WWF magazin, Ausgabe 2/2015
WWF Deutschland - World Wide Fund For Nature

Hilfe für Waldmenschen

Von Susanne Gotthardt, WWF


Orang-Utan bedeutet auf Indonesisch Waldmensch, weil Orang-Utans meist auf Bäumen leben. Doch was tun, wenn ihr Wald geschädigt ist? Im Nationalpark Sebangau auf Borneo setzt der WWF auf nachhaltige Renaturierung.

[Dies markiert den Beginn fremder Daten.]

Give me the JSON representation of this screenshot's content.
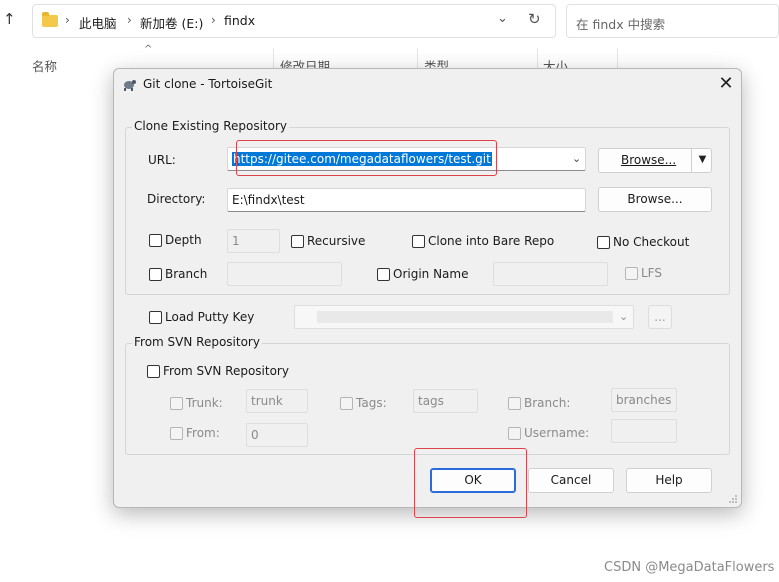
{
  "explorer": {
    "breadcrumbs": [
      "此电脑",
      "新加卷 (E:)",
      "findx"
    ],
    "search_placeholder": "在 findx 中搜索",
    "columns": [
      "名称",
      "修改日期",
      "类型",
      "大小"
    ]
  },
  "dialog": {
    "title": "Git clone - TortoiseGit",
    "clone_group": {
      "title": "Clone Existing Repository",
      "url_label": "URL:",
      "url_value": "https://gitee.com/megadataflowers/test.git",
      "url_browse": "Browse...",
      "directory_label": "Directory:",
      "directory_value": "E:\\findx\\test",
      "directory_browse": "Browse...",
      "depth_label": "Depth",
      "depth_value": "1",
      "recursive_label": "Recursive",
      "bare_label": "Clone into Bare Repo",
      "no_checkout_label": "No Checkout",
      "branch_label": "Branch",
      "branch_value": "",
      "origin_name_label": "Origin Name",
      "origin_name_value": "",
      "lfs_label": "LFS"
    },
    "putty": {
      "label": "Load Putty Key",
      "value": "",
      "browse": "..."
    },
    "svn_group": {
      "title": "From SVN Repository",
      "from_svn_label": "From SVN Repository",
      "trunk_label": "Trunk:",
      "trunk_value": "trunk",
      "tags_label": "Tags:",
      "tags_value": "tags",
      "branch_label": "Branch:",
      "branch_value": "branches",
      "from_label": "From:",
      "from_value": "0",
      "username_label": "Username:",
      "username_value": ""
    },
    "buttons": {
      "ok": "OK",
      "cancel": "Cancel",
      "help": "Help"
    }
  },
  "colors": {
    "highlight": "#e0424b",
    "selection": "#0078d7",
    "default_button": "#2b6ad8"
  },
  "watermark": "CSDN @MegaDataFlowers"
}
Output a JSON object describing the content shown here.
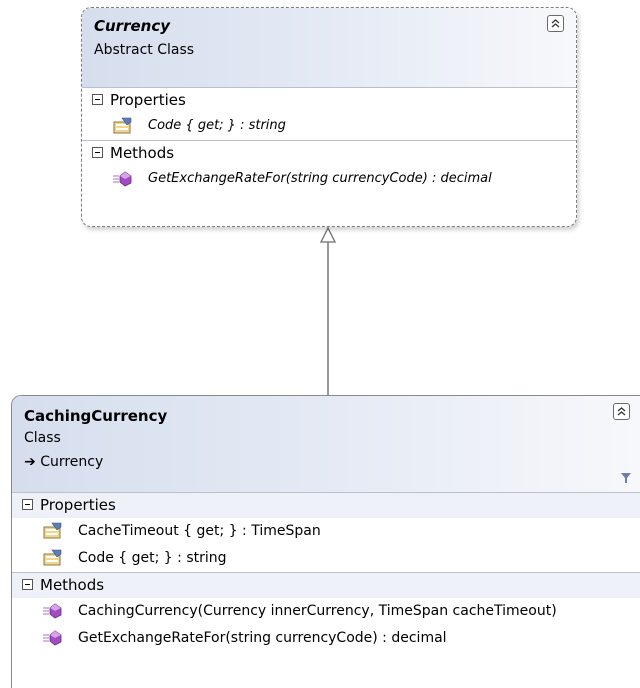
{
  "abstract_class": {
    "name": "Currency",
    "stereotype": "Abstract Class",
    "properties_label": "Properties",
    "methods_label": "Methods",
    "properties": [
      "Code { get; } : string"
    ],
    "methods": [
      "GetExchangeRateFor(string currencyCode) : decimal"
    ]
  },
  "concrete_class": {
    "name": "CachingCurrency",
    "stereotype": "Class",
    "inherits": "Currency",
    "properties_label": "Properties",
    "methods_label": "Methods",
    "properties": [
      "CacheTimeout { get; } : TimeSpan",
      "Code { get; } : string"
    ],
    "methods": [
      "CachingCurrency(Currency innerCurrency, TimeSpan cacheTimeout)",
      "GetExchangeRateFor(string currencyCode) : decimal"
    ]
  },
  "icons": {
    "collapse": "double-chevron-up-icon",
    "property": "property-icon",
    "method": "method-icon",
    "inherit_arrow": "inherit-arrow-icon",
    "filter": "filter-icon"
  },
  "colors": {
    "header_gradient_start": "#d6deee",
    "header_gradient_end": "#f7f8fb",
    "method_icon": "#a24bc2",
    "property_icon": "#e2b53a"
  }
}
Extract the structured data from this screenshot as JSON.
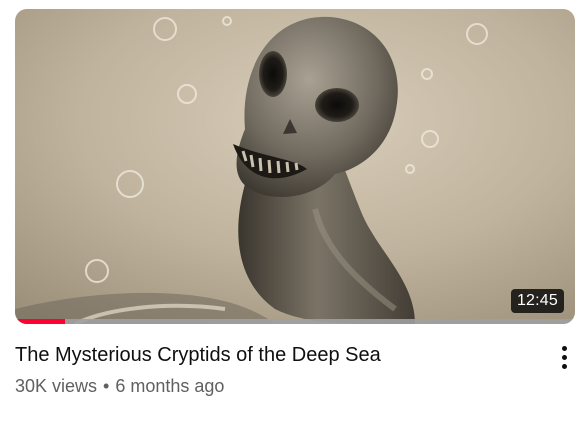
{
  "video": {
    "title": "The Mysterious Cryptids of the Deep Sea",
    "views": "30K views",
    "separator": "•",
    "age": "6 months ago",
    "duration": "12:45",
    "watch_progress": 0.09,
    "thumbnail_subject": "sepia sketch of a skull-faced long-necked sea creature with bubbles"
  },
  "menu": {
    "icon": "more-vert-icon"
  },
  "colors": {
    "progress": "#ff0033",
    "title": "#0f0f0f",
    "meta": "#606060"
  }
}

Borneos Regenwälder gehören zu den artenreichsten unseres Planeten. Doch allein seit 1973 wurde rund ein Drittel davon zerstört. Vor allem Tieflandregenwälder gingen verloren. Deshalb kümmert sich der WWF auf Borneo darum, Waldflächen zu renaturieren und bedrohten Arten ihre Heimat zu sichern. Zum Beispiel im Torfmoor-Regenwald von Sebangau im Süden der Insel: Im Jahr 2004 erklärte die indonesische Regierung auf Initiative des WWF ein rund 524.000 Hektar großes, ehemals für den Holzeinschlag freigegebenes Gebiet zum Nationalpark. Seitdem setzte sich der WWF für den Erhalt des Schutzgebiets ein. Bei einem Regenwald von der doppelten Größe des Saarlands kein leichtes Unterfangen, denn der Wald ist durch den kommerziellen Holzeinschlag stark geschädigt. Zudem folgten Jahre der illegalen Entwaldung. Darüber hinaus wurden Hunderte von Kanälen in den Wald gegraben, um Holzstämme aus dem Gebiet abzutransportieren. Diese Kanäle existieren noch heute und sorgen dafür, dass der Torfboden des Regenwalds austrocknet. Das schwächt nicht nur den Wald. Es schädigt auch das Klima, weil durch die Entwässerung viele Treibhausgase freigesetzt werden.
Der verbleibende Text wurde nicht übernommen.